"Quella fu una storia a sé". Rovinata o esaltata dal ricordo, non c'è giorno che i tifosi del Manchester United o del Bayern non tornino alla finale di Champions del ''99. Lì il calcio, oltre la zona Cesarini, scoprì che una normale partita fatta di ossa, tendini, muscoli, sudore, lacrime, scarpe, meraviglie, sbagli, tifo, arbitri, fango, calci al pallone e negli stinchi, si può anche risolvere nella "twilight zone", ai confini della realtà, dove tutto sembra perso da una parte perché tutto sembra pendere dall'altra: "Confermo che esiste un momento, o un gesto, dopo i quali dici: adesso posso anche smettere". Ole Gunnar Solskjaer, quella sera al Camp Nou di Barcellona, entrò a nove minuti dalla fine al posto di Cole: "Ricordo il colore delle gote del mio allenatore Ferguson, viola, e il silenzio rassegnato dei nostri tifosi". Quel che accadde dal novantesimo in poi ("I tre minuti che cambiarono non solo la mia vita di calciatore ma forse anche il mio modo di percepire la realtà") è come se lo avesse scritto Philip Dick. "Neppure noi ci credevamo più ma dovevamo ugualmente insistere". Mario Basler aveva segnato su punizione al 6' del primo tempo. Il Manchester non riuscì quasi mai a rendersi pericoloso. Ferguson camminava su e giù sin dalla vigilia: "Mai visto così nervoso", prosegue Solskjaer. Scholes e Keane erano squalificati. Molti anni più tardi, Sir Alex lo definì "il mio personale sentimento della notte", una specie di buio agonistico tradotto in impotenza dalle incertezze di Beckham e di Giggs.

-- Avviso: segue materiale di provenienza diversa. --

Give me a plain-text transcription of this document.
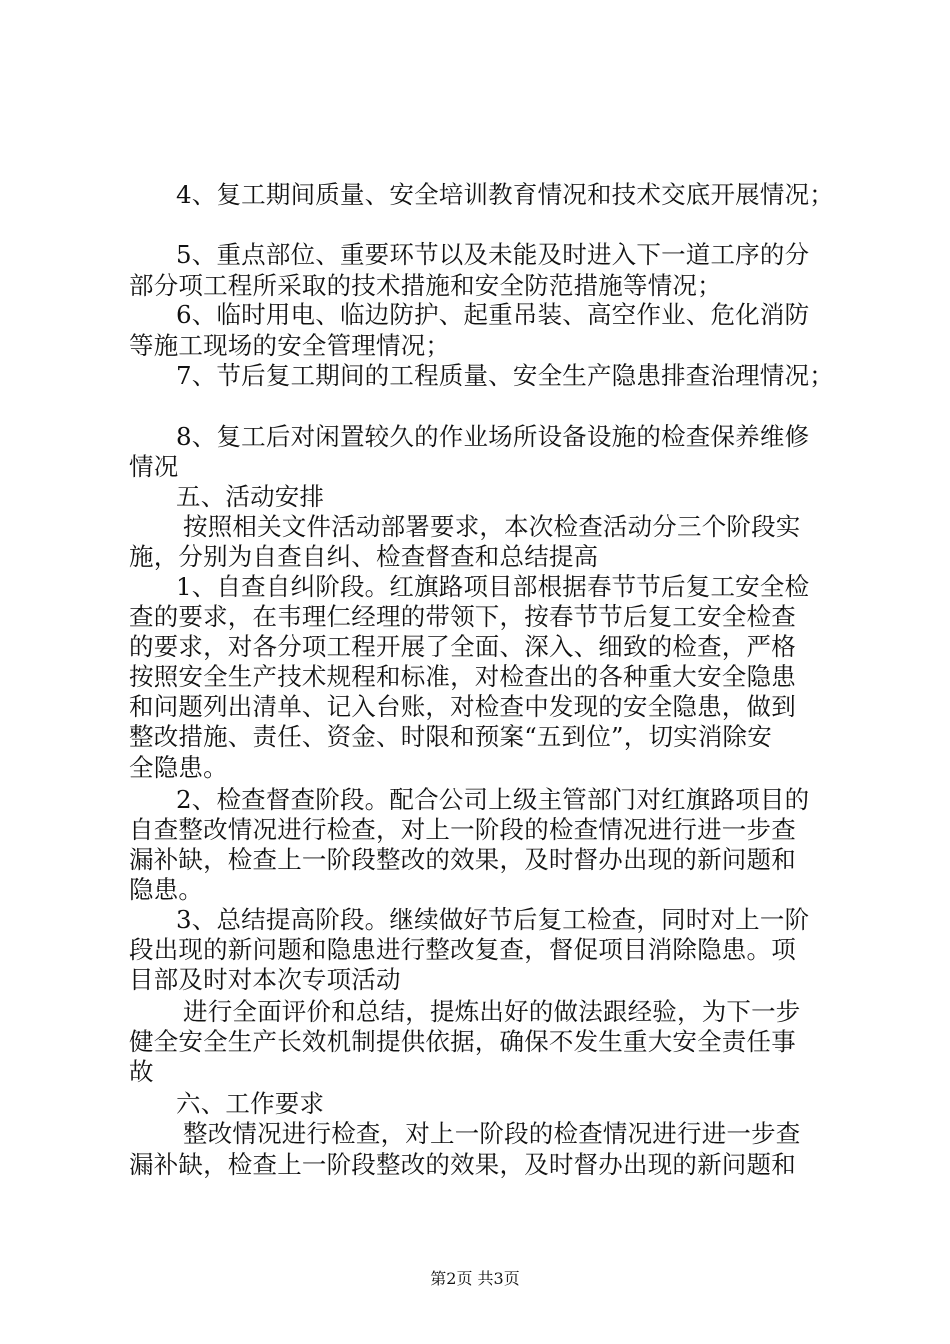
4、复工期间质量、安全培训教育情况和技术交底开展情况；
5、重点部位、重要环节以及未能及时进入下一道工序的分
部分项工程所采取的技术措施和安全防范措施等情况；
6、临时用电、临边防护、起重吊装、高空作业、危化消防
等施工现场的安全管理情况；
7、节后复工期间的工程质量、安全生产隐患排查治理情况；
8、复工后对闲置较久的作业场所设备设施的检查保养维修
情况
五、活动安排
按照相关文件活动部署要求，本次检查活动分三个阶段实
施，分别为自查自纠、检查督查和总结提高
1、自查自纠阶段。红旗路项目部根据春节节后复工安全检
查的要求，在韦理仁经理的带领下，按春节节后复工安全检查
的要求，对各分项工程开展了全面、深入、细致的检查，严格
按照安全生产技术规程和标准，对检查出的各种重大安全隐患
和问题列出清单、记入台账，对检查中发现的安全隐患，做到
整改措施、责任、资金、时限和预案“五到位”，切实消除安
全隐患。
2、检查督查阶段。配合公司上级主管部门对红旗路项目的
自查整改情况进行检查，对上一阶段的检查情况进行进一步查
漏补缺，检查上一阶段整改的效果，及时督办出现的新问题和
隐患。
3、总结提高阶段。继续做好节后复工检查，同时对上一阶
段出现的新问题和隐患进行整改复查，督促项目消除隐患。项
目部及时对本次专项活动
进行全面评价和总结，提炼出好的做法跟经验，为下一步
健全安全生产长效机制提供依据，确保不发生重大安全责任事
故
六、工作要求
整改情况进行检查，对上一阶段的检查情况进行进一步查
漏补缺，检查上一阶段整改的效果，及时督办出现的新问题和
第2页 共3页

Entra Sheringham a quindici dalla fine. Poi Solskjaer. Un'irrefrenabile voglia di buttarsi avanti sconquassa l'etica razionale di Ferguson: "Avessi avuto dieci punte le avrei messe dentro tutte". Scade il tempo. Il Manchester sta per consegnare le armi al Bayern coraggioso, ma non stellare, di Hitzfeld, che aspetta il fischio finale con l'attuale juventino Salihamidzic in mezzo al campo. Non si arriverà neppure ai supplementari. Sheringham pareggia nel primo minuto di recupero: "E noi pensammo: che culo!", ammette Solskjaer. Philip Dick stava scrivendo un finale sconosciuto persino ai protagonisti del romanzo. Al terzo di recupero inoltrato, in spaccata, il norvegese rovescia la storia di una partita qualunque e la trasforma in un ricovero collettivo d'urgenza. Migliaia di appassionati possono rivedere questo episodio di "fantascienza" su YouTube. Si vedono marziani festeggiare e marziani disperarsi. Un ragazzo di Manchester scrisse: "Non date retta a questo messaggio, io sono morto quella sera a Barcellona". Uno di Monaco replicò: "Se la metti su questo piano io sono più morto di te".
Ora Solskjaer allena la squadra riserve, i tifosi dell'Old Trafford gli riconoscono lo status di leggenda: "Ma se c'è un fortunato quello sono io". Stasera le due squadre si rivedranno per un quarto di Champions dal sapore indefinibile perché non può esistere ragionevole vendetta per come andò quella sera. Matthaeus finì piangendo in panchina. Keane rimase immobile al suo posto, in tribuna, come se qualcuno l'avesse inchiodato al seggiolino. Di quella sua squadra già facevano parte Giggs, Neville, Scholes e Brown. Ferguson ne è orgoglioso: "Alleno libri di storia che ancora zompettano come ragazzi della primavera". Stasera però saranno Rooney e Robben, acciaccati entrambi, a decidere. Forse. L'inglese ha un piede ferito, l'olandese corre con un polpaccio dolente. Il primo gioca sicuro, il secondo "solo se è al 100%", spiega Van Gaal. Ferguson professa umiltà: "Jitters!", che vuol dire tremarella. Van Gaal ostenta il suo primato: "Non sono mai stato eliminato da un'inglese, ma il Manchester mi provoca ammirazione, quasi gelosia". Quando si incontrarono nel 2001, sempre ai quarti e sempre con quella finale a ronzare nell'anima, la spuntò il Bayern. Tutto è possibile fra marziani.